We all know how Pavlov was able to train dogs to drool without even seeing or smelling food.  (check it out on Wikipedia for a refresher,  http://en.wikipedia.org/wiki/Ivan_Pavlov).  He’d ring a bell just before giving them food; after a time, just hearing the bell would set them drooling in anticipation of the food.  That’s known as conditioning, by psychiatrist types.

What I hadn’t thought about was how deeply and widely all of us homo sapiens are conditioned by our parents, families, friends, the media, and society.  Sure, I loved the 1962 movie, “The Manchurian Candidate.”    But I never seriously thought of myself in the role of being so manipulated without my knowledge.  The villain in the movie is Angela Lansbury, terrifying and in cahoots with the communists.  She controls her brainwashed former POW son, played by Laurence Harvey, ordering him to assasinate an American presidential candidate.  The now-iconic scenes of Russian and Chinese operatives brainwashing him to do whatever he is asked whenever he sees a certain playing card are surrealistic but compellingly sensible.  Remembering them, the Frank Sinatra character in the movie wakes screaming in panic.

Unlike poor Laurence Harvey in the movie, our most crucial conditioning happens to us when we’re kids.   It’s our well meaning parents who do the early indoctrination, long before we’re capable of understanding what’s happening to us. We learn what they consider good and bad behavior.  At first, we act the way they want simply because we love and depend on them, we want to be like them.  Their attention and love is like the food for Pavlov’s dogs; we crave it and learn to associate it with the bell of  ”good” behavior.  So “good” behavior makes us anticipate love, and “bad” behavior makes us anticipate disapproval or abandonment.  ”Good” makes us feel warm and satisfied; “bad” makes us feel frightened and empty.

As we grow, our parents’ rewards and punishments branch out.  Rewards could be food, play, freedoms: punishment could be removal of these things.  Now we get used to acting automatically in order to receive the desired carrot or avoid the unwanted stick.  But the specific reward or punishment is only part of the story; our longing for our parents’ love and fear of their disapproval stays burned into our minds.

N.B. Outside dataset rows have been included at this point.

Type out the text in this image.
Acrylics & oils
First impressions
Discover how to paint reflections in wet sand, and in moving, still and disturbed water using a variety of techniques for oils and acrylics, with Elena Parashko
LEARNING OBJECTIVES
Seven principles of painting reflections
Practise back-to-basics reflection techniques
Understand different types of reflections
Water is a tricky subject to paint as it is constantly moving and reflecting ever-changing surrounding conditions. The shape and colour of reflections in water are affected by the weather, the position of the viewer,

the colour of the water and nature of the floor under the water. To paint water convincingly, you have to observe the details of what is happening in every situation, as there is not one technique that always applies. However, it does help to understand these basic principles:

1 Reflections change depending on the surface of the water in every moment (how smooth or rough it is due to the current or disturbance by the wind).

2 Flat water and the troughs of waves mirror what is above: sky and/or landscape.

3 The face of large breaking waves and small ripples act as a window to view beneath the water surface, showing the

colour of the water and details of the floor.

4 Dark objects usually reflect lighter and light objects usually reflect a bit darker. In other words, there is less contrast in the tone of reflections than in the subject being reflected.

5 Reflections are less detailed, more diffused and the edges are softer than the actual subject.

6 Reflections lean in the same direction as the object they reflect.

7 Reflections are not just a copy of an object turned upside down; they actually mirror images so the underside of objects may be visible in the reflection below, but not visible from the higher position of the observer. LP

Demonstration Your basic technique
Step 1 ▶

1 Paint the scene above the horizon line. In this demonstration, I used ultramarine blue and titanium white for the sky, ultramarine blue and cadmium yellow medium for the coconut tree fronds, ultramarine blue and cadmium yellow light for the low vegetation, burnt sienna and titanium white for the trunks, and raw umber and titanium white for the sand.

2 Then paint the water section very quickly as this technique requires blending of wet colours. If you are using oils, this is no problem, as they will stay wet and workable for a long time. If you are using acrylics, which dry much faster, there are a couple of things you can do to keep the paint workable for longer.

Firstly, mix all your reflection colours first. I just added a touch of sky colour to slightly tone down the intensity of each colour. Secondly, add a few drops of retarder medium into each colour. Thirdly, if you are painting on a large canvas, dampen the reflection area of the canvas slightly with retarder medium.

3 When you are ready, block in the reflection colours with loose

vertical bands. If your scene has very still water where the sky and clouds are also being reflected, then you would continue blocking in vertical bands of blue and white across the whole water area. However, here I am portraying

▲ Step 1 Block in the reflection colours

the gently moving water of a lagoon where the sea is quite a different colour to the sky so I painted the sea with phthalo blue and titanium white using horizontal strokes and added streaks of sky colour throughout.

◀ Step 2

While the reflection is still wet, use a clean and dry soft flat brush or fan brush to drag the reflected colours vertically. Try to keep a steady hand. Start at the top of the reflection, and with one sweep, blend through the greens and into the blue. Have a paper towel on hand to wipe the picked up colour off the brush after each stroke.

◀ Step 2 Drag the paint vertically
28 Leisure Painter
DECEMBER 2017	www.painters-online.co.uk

Then we turn our attention outward to friends, school, and the media who provide compelling new sets of carrots and sticks.  We end up acting based on all these rewards and punishments MOST OF THE TIME!

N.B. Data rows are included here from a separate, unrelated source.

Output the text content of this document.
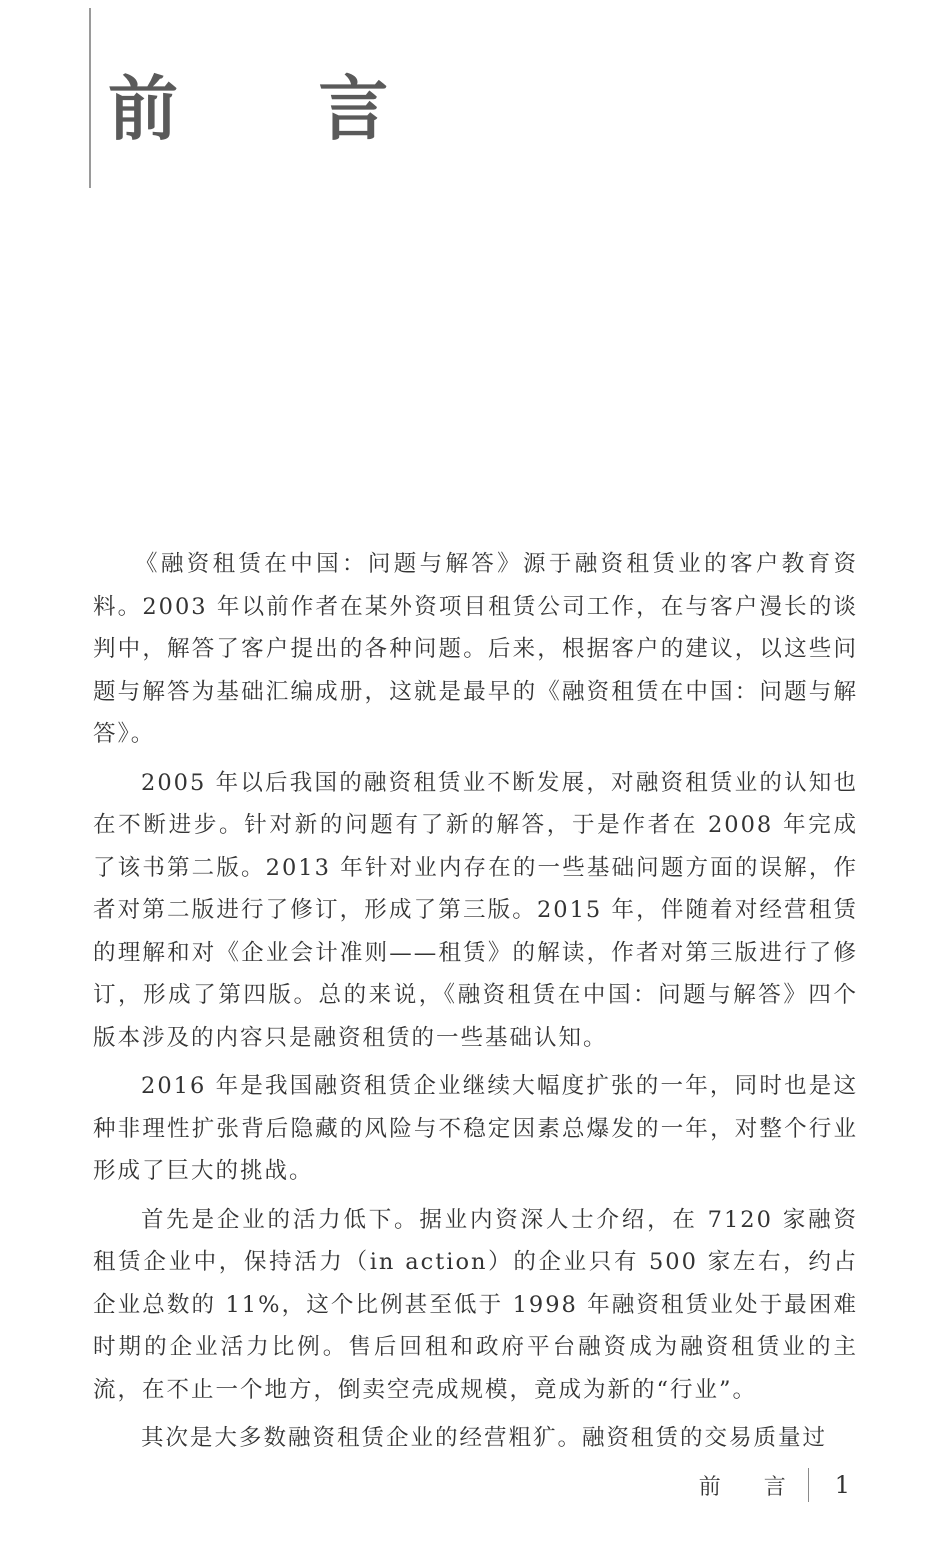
前 言

《融资租赁在中国：问题与解答》源于融资租赁业的客户教育资料。2003 年以前作者在某外资项目租赁公司工作，在与客户漫长的谈判中，解答了客户提出的各种问题。后来，根据客户的建议，以这些问题与解答为基础汇编成册，这就是最早的《融资租赁在中国：问题与解答》。

2005 年以后我国的融资租赁业不断发展，对融资租赁业的认知也在不断进步。针对新的问题有了新的解答，于是作者在 2008 年完成了该书第二版。2013 年针对业内存在的一些基础问题方面的误解，作者对第二版进行了修订，形成了第三版。2015 年，伴随着对经营租赁的理解和对《企业会计准则——租赁》的解读，作者对第三版进行了修订，形成了第四版。总的来说，《融资租赁在中国：问题与解答》四个版本涉及的内容只是融资租赁的一些基础认知。

2016 年是我国融资租赁企业继续大幅度扩张的一年，同时也是这种非理性扩张背后隐藏的风险与不稳定因素总爆发的一年，对整个行业形成了巨大的挑战。

首先是企业的活力低下。据业内资深人士介绍，在 7120 家融资租赁企业中，保持活力（in action）的企业只有 500 家左右，约占企业总数的 11%，这个比例甚至低于 1998 年融资租赁业处于最困难时期的企业活力比例。售后回租和政府平台融资成为融资租赁业的主流，在不止一个地方，倒卖空壳成规模，竟成为新的“行业”。

其次是大多数融资租赁企业的经营粗犷。融资租赁的交易质量过

前 言 1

What’s missing in this picture?  We don’t consider why we are doing what we are doing and if it makes any sense.  We’re just reacting to the carrots and sticks.  In many cases, this is OK; we don’t usually need to revisit whether to brush our teeth before bedtime.  But in other, important cases, we are way off base.  I eat lots of things because I want to feel satisfied (the carrot) or because I feel deprived and empty (the stick).  Does it stop me if they aren’t actually tasty or nutritious and I’m not hungry?  Depends on if I’m paying attention or not.

In this photo, Laurence Harvey is trying to resist instructions he’s conditioned to accept.  In the movie, he can’t do it: even Frank Sinatra can’t deprogram him.  I won’t spoil the ending for anyone who hasn’t seen the  movie; but…it doesn’t end well for Laurence Harvey.

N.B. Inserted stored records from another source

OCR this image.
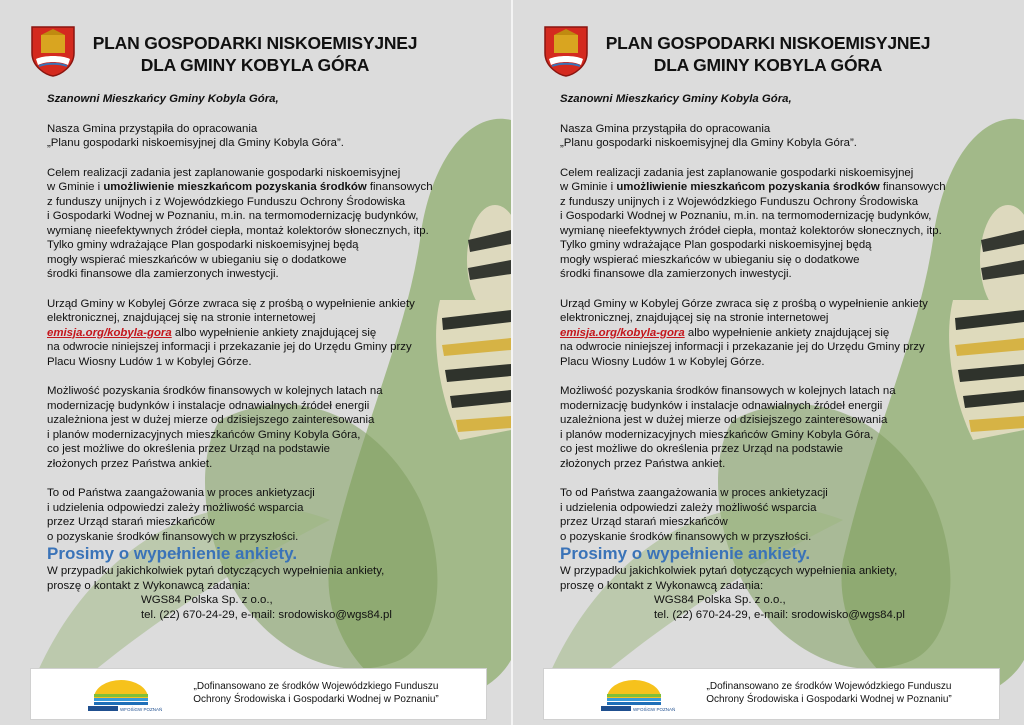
PLAN GOSPODARKI NISKOEMISYJNEJ
DLA GMINY KOBYLA GÓRA

Szanowni Mieszkańcy Gminy Kobyla Góra,

Nasza Gmina przystąpiła do opracowania

„Planu gospodarki niskoemisyjnej dla Gminy Kobyla Góra”.

Celem realizacji zadania jest zaplanowanie gospodarki niskoemisyjnej

w Gminie i umożliwienie mieszkańcom pozyskania środków finansowych

z funduszy unijnych i z Wojewódzkiego Funduszu Ochrony Środowiska

i Gospodarki Wodnej w Poznaniu, m.in. na termomodernizację budynków,

wymianę nieefektywnych źródeł ciepła, montaż kolektorów słonecznych, itp.

Tylko gminy wdrażające Plan gospodarki niskoemisyjnej będą

mogły wspierać mieszkańców w ubieganiu się o dodatkowe

środki finansowe dla zamierzonych inwestycji.

Urząd Gminy w Kobylej Górze zwraca się z prośbą o wypełnienie ankiety

elektronicznej, znajdującej się na stronie internetowej

emisja.org/kobyla-gora albo wypełnienie ankiety znajdującej się

na odwrocie niniejszej informacji i przekazanie jej do Urzędu Gminy przy

Placu Wiosny Ludów 1 w Kobylej Górze.

Możliwość pozyskania środków finansowych w kolejnych latach na

modernizację budynków i instalacje odnawialnych źródeł energii

uzależniona jest w dużej mierze od dzisiejszego zainteresowania

i planów modernizacyjnych mieszkańców Gminy Kobyla Góra,

co jest możliwe do określenia przez Urząd na podstawie

złożonych przez Państwa ankiet.

To od Państwa zaangażowania w proces ankietyzacji

i udzielenia odpowiedzi zależy możliwość wsparcia

przez Urząd starań mieszkańców

o pozyskanie środków finansowych w przyszłości.

Prosimy o wypełnienie ankiety.

W przypadku jakichkolwiek pytań dotyczących wypełnienia ankiety,

proszę o kontakt z Wykonawcą zadania:

WGS84 Polska Sp. z o.o.,

tel. (22) 670-24-29, e-mail: srodowisko@wgs84.pl

WFOŚiGW POZNAŃ
„Dofinansowano ze środków Wojewódzkiego Funduszu
Ochrony Środowiska i Gospodarki Wodnej w Poznaniu”
PLAN GOSPODARKI NISKOEMISYJNEJ
DLA GMINY KOBYLA GÓRA

Szanowni Mieszkańcy Gminy Kobyla Góra,

Nasza Gmina przystąpiła do opracowania

„Planu gospodarki niskoemisyjnej dla Gminy Kobyla Góra”.

Celem realizacji zadania jest zaplanowanie gospodarki niskoemisyjnej

w Gminie i umożliwienie mieszkańcom pozyskania środków finansowych

z funduszy unijnych i z Wojewódzkiego Funduszu Ochrony Środowiska

i Gospodarki Wodnej w Poznaniu, m.in. na termomodernizację budynków,

wymianę nieefektywnych źródeł ciepła, montaż kolektorów słonecznych, itp.

Tylko gminy wdrażające Plan gospodarki niskoemisyjnej będą

mogły wspierać mieszkańców w ubieganiu się o dodatkowe

środki finansowe dla zamierzonych inwestycji.

Urząd Gminy w Kobylej Górze zwraca się z prośbą o wypełnienie ankiety

elektronicznej, znajdującej się na stronie internetowej

emisja.org/kobyla-gora albo wypełnienie ankiety znajdującej się

na odwrocie niniejszej informacji i przekazanie jej do Urzędu Gminy przy

Placu Wiosny Ludów 1 w Kobylej Górze.

Możliwość pozyskania środków finansowych w kolejnych latach na

modernizację budynków i instalacje odnawialnych źródeł energii

uzależniona jest w dużej mierze od dzisiejszego zainteresowania

i planów modernizacyjnych mieszkańców Gminy Kobyla Góra,

co jest możliwe do określenia przez Urząd na podstawie

złożonych przez Państwa ankiet.

To od Państwa zaangażowania w proces ankietyzacji

i udzielenia odpowiedzi zależy możliwość wsparcia

przez Urząd starań mieszkańców

o pozyskanie środków finansowych w przyszłości.

Prosimy o wypełnienie ankiety.

W przypadku jakichkolwiek pytań dotyczących wypełnienia ankiety,

proszę o kontakt z Wykonawcą zadania:

WGS84 Polska Sp. z o.o.,

tel. (22) 670-24-29, e-mail: srodowisko@wgs84.pl

WFOŚiGW POZNAŃ
„Dofinansowano ze środków Wojewódzkiego Funduszu
Ochrony Środowiska i Gospodarki Wodnej w Poznaniu”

Who’s your Angela Lansbury?  One of mine is a tired or cranky state of mind.  When I’m feeling unsatisfied like that, there’s a voice in my head saying, “is there anything sweet to eat in this house?”  Next thing I know, I’m rooting through the cupboards looking for chocolate anything.

The good news is that since I wasn’t brainwashed by professional villains, I can derail my automatic thinking.  If I remember to pay attention, and ask myself what I’m feeling, why I’m about to eat stale cookies, and whether it will satisfy me, I’ve got a shot at stopping myself.  The hard part is to really, physically feel the niggling emptiness without acting to fix it.  Is my stomach rumbling?  Upset?  Sinking?  Butterflies?  Is my mind racing?  Am I in pain?

After practicing this during snack attacks, I found that I’m often physically feeling fear rather than hunger.  I was shocked: what in heck do I have to be afraid of?  Seems to me it must be that I’m afraid to feel the emptiness.  But since the emptiness ain’t hunger, cookies aren’t going to fix it.  And stale cookies, yuck!

The same principle applies when trying to derail all kinds of habits, whether they’re external actions or ways of thinking.  Step #1 is to notice them starting up before you act them out.  Step #2 is to feel what’s physically going on and identify it, tolerate it, stay with it, savor it, remember it.